Productores y empresas CREA compartieron casos reales de automatización con IA en Córdoba Norte y Litoral Sur para ganar eficiencia, reducir errores y mejorar decisiones.
La inteligencia artificial comenzó a consolidarse como una herramienta concreta para optimizar la gestión de empresas agropecuarias. Desde automatización administrativa hasta análisis estratégico del negocio, productores y asesores del movimiento CREA mostraron experiencias aplicadas en las regiones Córdoba Norte y Litoral Sur.
Durante un taller virtual, Pedro Meriggiola explicó que la IA no corrige procesos desordenados, sino que amplifica lo que ya existe. Por eso, remarcó que antes de incorporar plataformas como ChatGPT, Gemini o Claude, es clave mapear correctamente cada tarea dentro de la organización.
Según detalló, una vez definidos los procesos, el siguiente paso es construir buenos prompts, es decir, instrucciones precisas para obtener mejores resultados. Un pedido efectivo debe incluir rol, contexto, objetivo, formato y salida esperada. “La IA no reemplaza áreas, potencia a las personas”, resumió.
Uno de los casos presentados fue el de Optimizar Forestal, integrante del grupo CREA Monte Cristo. La firma produce 1,2 millones de plantines al año y presta servicios en más de 350 proyectos. Allí incorporaron IA para automatizar tareas repetitivas y mejorar productividad general.
Entre las aplicaciones concretas se destacó la gestión comercial. Las consultas que ingresan por distintos canales digitales se cargan automáticamente en el sistema CRM, se asignan al responsable correspondiente y reciben seguimiento automático. Con ello lograron reducir errores manuales, acelerar respuestas y asegurar trazabilidad.
La empresa también avanza en informes tributarios automáticos y carga digital de comprobantes, con el objetivo de reducir burocracia. Además, trabajan con agentes especializados por áreas que acceden a carpetas específicas, mejorando la calidad de respuestas y análisis internos.

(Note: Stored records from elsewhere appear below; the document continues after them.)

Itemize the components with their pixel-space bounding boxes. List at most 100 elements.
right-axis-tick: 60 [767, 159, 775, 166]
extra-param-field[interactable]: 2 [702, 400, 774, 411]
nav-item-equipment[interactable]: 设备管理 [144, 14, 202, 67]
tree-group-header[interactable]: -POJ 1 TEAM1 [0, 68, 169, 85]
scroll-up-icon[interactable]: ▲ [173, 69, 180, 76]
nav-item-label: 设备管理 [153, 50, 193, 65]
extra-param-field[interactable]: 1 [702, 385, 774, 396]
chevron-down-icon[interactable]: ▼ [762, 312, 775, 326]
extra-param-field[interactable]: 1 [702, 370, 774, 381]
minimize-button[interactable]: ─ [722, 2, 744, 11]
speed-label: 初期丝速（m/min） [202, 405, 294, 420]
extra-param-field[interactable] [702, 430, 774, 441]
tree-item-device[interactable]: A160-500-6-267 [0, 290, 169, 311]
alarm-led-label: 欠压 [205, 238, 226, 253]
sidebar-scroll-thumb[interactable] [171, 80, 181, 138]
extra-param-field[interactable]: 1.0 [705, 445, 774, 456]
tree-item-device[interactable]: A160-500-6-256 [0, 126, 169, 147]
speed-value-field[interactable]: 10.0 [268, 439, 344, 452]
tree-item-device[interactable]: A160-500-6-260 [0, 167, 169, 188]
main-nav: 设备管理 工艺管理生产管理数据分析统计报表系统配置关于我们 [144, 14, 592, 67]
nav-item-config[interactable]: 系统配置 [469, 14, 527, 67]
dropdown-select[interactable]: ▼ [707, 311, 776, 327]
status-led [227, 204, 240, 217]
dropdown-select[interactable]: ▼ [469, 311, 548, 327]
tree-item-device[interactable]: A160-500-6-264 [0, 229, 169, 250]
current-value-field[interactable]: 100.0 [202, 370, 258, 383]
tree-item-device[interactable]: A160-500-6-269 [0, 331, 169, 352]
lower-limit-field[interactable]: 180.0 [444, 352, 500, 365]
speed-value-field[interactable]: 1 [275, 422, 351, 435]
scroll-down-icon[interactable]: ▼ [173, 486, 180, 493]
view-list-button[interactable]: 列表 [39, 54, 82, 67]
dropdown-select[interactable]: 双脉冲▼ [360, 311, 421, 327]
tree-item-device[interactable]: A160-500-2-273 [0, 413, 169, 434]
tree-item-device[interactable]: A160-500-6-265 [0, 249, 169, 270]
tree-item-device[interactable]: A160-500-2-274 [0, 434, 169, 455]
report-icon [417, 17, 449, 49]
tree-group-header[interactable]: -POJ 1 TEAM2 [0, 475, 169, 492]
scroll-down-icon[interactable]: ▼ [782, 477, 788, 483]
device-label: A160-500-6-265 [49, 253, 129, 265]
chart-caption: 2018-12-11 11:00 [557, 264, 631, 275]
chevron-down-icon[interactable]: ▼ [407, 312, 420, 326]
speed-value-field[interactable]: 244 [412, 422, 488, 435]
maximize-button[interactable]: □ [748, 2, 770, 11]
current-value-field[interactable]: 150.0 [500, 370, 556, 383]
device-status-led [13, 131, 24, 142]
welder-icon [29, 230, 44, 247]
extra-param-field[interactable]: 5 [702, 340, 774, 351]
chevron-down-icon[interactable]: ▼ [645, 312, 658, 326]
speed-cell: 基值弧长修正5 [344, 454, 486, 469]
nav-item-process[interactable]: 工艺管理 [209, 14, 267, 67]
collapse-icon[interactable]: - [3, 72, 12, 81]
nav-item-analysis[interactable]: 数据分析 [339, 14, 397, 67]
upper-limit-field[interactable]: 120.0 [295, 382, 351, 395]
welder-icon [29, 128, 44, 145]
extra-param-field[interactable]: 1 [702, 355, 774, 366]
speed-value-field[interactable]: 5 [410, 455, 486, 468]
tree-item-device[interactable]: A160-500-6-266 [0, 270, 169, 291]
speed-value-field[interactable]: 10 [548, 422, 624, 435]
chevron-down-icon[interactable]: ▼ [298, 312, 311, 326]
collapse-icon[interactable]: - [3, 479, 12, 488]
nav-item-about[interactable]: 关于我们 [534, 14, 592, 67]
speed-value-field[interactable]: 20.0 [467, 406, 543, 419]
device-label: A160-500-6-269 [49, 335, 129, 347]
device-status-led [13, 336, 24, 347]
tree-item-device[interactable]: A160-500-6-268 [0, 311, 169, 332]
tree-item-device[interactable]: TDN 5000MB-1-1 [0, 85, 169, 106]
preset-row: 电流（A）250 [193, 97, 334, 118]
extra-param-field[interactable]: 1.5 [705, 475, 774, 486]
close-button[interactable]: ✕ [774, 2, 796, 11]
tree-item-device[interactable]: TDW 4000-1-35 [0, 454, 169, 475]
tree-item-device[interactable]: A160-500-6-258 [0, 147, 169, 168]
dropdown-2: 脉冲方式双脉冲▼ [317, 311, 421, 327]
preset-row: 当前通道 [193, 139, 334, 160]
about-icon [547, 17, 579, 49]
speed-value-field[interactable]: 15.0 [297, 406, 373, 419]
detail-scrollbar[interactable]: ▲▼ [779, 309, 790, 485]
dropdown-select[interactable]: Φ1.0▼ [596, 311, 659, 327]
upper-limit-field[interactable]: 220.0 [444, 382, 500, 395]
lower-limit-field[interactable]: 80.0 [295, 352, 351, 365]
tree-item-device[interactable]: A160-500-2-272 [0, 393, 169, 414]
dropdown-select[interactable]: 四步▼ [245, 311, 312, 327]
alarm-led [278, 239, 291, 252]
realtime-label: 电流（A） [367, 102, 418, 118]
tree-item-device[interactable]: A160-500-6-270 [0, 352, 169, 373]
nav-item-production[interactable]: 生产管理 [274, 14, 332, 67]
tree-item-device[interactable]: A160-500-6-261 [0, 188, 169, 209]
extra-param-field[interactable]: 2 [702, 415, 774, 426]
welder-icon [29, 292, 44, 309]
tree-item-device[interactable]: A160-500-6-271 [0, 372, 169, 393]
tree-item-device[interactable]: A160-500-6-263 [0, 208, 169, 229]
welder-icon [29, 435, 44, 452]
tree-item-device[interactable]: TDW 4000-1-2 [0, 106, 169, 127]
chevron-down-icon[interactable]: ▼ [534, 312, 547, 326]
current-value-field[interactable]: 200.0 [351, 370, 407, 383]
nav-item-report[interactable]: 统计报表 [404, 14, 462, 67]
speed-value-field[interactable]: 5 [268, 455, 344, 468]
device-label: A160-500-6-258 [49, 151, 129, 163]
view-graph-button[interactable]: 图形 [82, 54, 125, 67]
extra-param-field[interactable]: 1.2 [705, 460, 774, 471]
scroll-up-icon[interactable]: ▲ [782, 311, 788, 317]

Otro ejemplo fue el de Diego Agustín Álvarez, integrante del grupo CREA Montoya, quien automatizó la carga de liquidaciones primarias. Utilizando Claude, el sistema extrae datos de archivos PDF o imágenes, clasifica información y la incorpora a planillas compartidas con su contador.
El productor explicó que el sistema también detecta duplicados, organiza archivos por empresa y fecha, y funciona de manera autónoma todos los días. Así, puede dedicar más tiempo a tareas estratégicas y menos a procesos administrativos repetitivos.
Además de lo operativo, Álvarez destacó que la IA también sirve como herramienta de análisis. Con datos históricos, puede pedir recomendaciones comerciales, financieras o de gestión para detectar debilidades, riesgos y oportunidades que muchas veces pasan inadvertidos.
Por último, señaló que estas tecnologías también ayudan a vincular a las nuevas generaciones con el campo. Según afirmó, compartir experiencias de IA con su hijo le permitió acercarlo al funcionamiento del negocio agropecuario y despertar interés por la actividad.